His line of questioning honed in on the role of a three-star Marine officer at the Pentagon, Lieutenant General George Flynn, who took a keen interest in the high-profile case, according to emails cited by the defense.
Flynn made clear in emails that he wanted to be kept informed and stressed that officers must ensure that Manning did not commit suicide while detained at the Marine Corps brig, Oltman said.
When pressed by the defense lawyer, Oltman acknowledged that he would have consulted Flynn if he disagreed with any plans on Manning's detention.
The defense also questioned Oltman about an email from a legal adviser that concluded that Manning's treatment appeared to be in violation of military rules on detention.
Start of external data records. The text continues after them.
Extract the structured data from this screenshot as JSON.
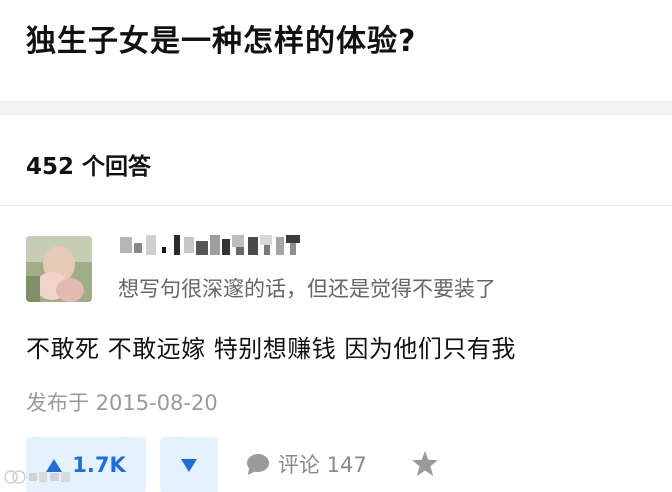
{
  "question": {
    "title": "独生子女是一种怎样的体验?"
  },
  "answers": {
    "count_label": "452 个回答",
    "items": [
      {
        "author_bio": "想写句很深邃的话，但还是觉得不要装了",
        "content": "不敢死 不敢远嫁 特别想赚钱 因为他们只有我",
        "publish_date": "发布于 2015-08-20",
        "upvote_count": "1.7K",
        "comment_label": "评论 147"
      }
    ]
  },
  "icons": {
    "upvote": "triangle-up-icon",
    "downvote": "triangle-down-icon",
    "comment": "comment-bubble-icon",
    "favorite": "star-icon"
  },
  "colors": {
    "accent": "#1e6fd9",
    "vote_background": "#e5f1ff",
    "secondary_text": "#8a8a8a",
    "page_background": "#f3f3f5"
  }
}
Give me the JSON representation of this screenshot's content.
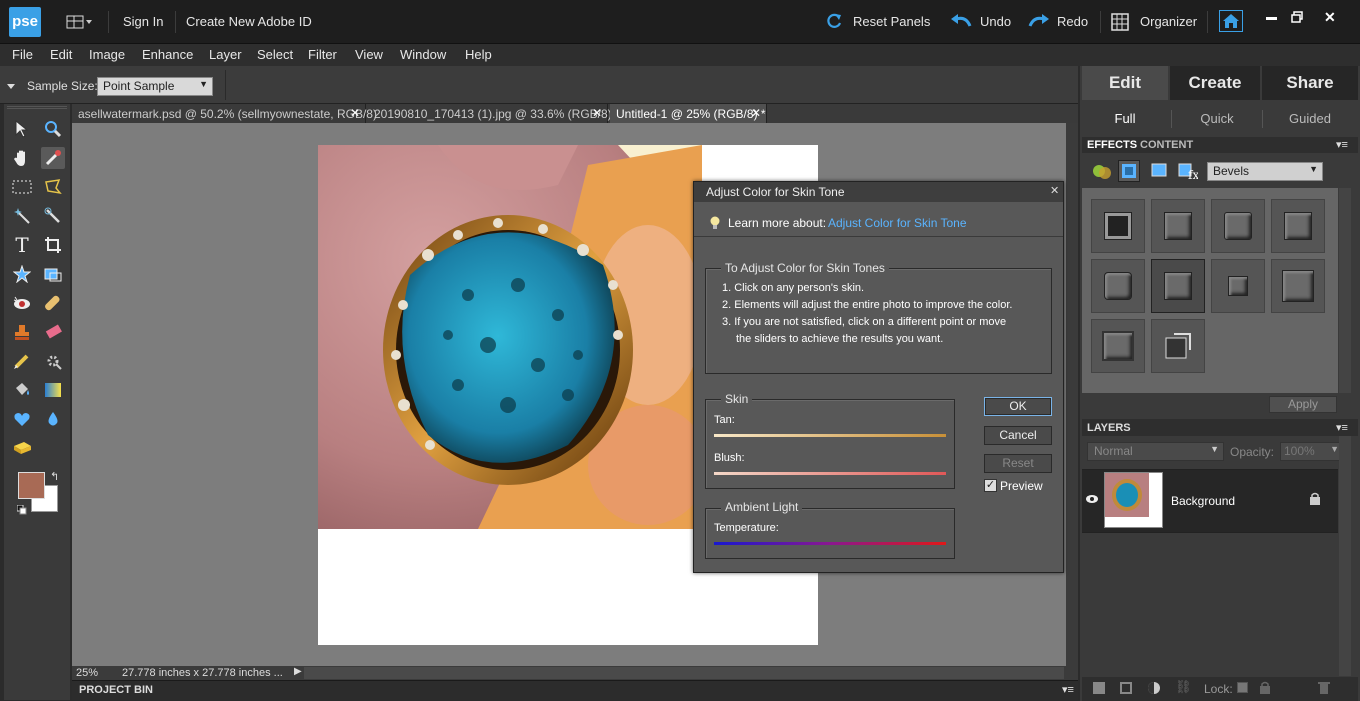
{
  "app": {
    "logo": "pse"
  },
  "titlebar": {
    "sign_in": "Sign In",
    "create_id": "Create New Adobe ID",
    "reset_panels": "Reset Panels",
    "undo": "Undo",
    "redo": "Redo",
    "organizer": "Organizer"
  },
  "menu": [
    "File",
    "Edit",
    "Image",
    "Enhance",
    "Layer",
    "Select",
    "Filter",
    "View",
    "Window",
    "Help"
  ],
  "options": {
    "sample_size_label": "Sample Size:",
    "sample_size_value": "Point Sample"
  },
  "tabs": [
    {
      "label": "asellwatermark.psd @ 50.2% (sellmyownestate, RGB/8)"
    },
    {
      "label": "20190810_170413 (1).jpg @ 33.6% (RGB/8) *"
    },
    {
      "label": "Untitled-1 @ 25% (RGB/8) *"
    }
  ],
  "status": {
    "zoom": "25%",
    "doc_size": "27.778 inches x 27.778 inches ..."
  },
  "project_bin": {
    "label": "PROJECT BIN"
  },
  "right": {
    "main_tabs": [
      "Edit",
      "Create",
      "Share"
    ],
    "sub_tabs": [
      "Full",
      "Quick",
      "Guided"
    ],
    "effects_tab": "EFFECTS",
    "content_tab": "CONTENT",
    "effects_select": "Bevels",
    "apply": "Apply",
    "layers_title": "LAYERS",
    "blend_mode": "Normal",
    "opacity_label": "Opacity:",
    "opacity_value": "100%",
    "layer_name": "Background",
    "lock_label": "Lock:"
  },
  "dialog": {
    "title": "Adjust Color for Skin Tone",
    "learn_prefix": "Learn more about:",
    "learn_link": "Adjust Color for Skin Tone",
    "instructions_title": "To Adjust Color for Skin Tones",
    "steps": [
      "1. Click on any person's skin.",
      "2. Elements will adjust the entire photo to improve the color.",
      "3. If you are not satisfied, click on a different point or move",
      "the sliders to achieve the results you want."
    ],
    "skin_title": "Skin",
    "tan_label": "Tan:",
    "blush_label": "Blush:",
    "ambient_title": "Ambient Light",
    "temperature_label": "Temperature:",
    "ok": "OK",
    "cancel": "Cancel",
    "reset": "Reset",
    "preview": "Preview"
  },
  "colors": {
    "accent": "#3aa0e6",
    "foreground_swatch": "#a86a55",
    "background_swatch": "#ffffff"
  }
}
Manning was held in a solitary cell for at least 23 hours a day and ordered to remove his underwear at night, one of a number of measures the military justified under a "prevention of injury" watch.
Oltman acknowledged an email exchange in which he and a military lawyer at Quantico joked about guards forcing Manning to strip every night, invoking a Dr Seuss verse.
The defense attorney read aloud the email sent by a military lawyer to Oltman, which offered a revised version of the children's poem:
"I can wear them in a box, I can wear them with a fox,
I can wear them in the day, I can wear them so I say,
But I can't wear them at night,
My comments gave the staff a fright."
Oltman admitted that his email reply read: "Sam I am," a reference to the main character in the Dr Seuss work.
The Marine officer said he found the reference to Dr Seuss entertaining but when asked by Coombs if Manning's treatment was a joking matter, he told the court:
"No it was not. It was a very serious issue."
Oltman said he was told by his staff that Manning had made a comment that he could kill himself with his underwear waistband or flip-flops.
But Manning's lawyer suggested his client was making the comment in a joking manner as part of a conversation in which he asked about getting his restrictive "prevention of injury" status lifted.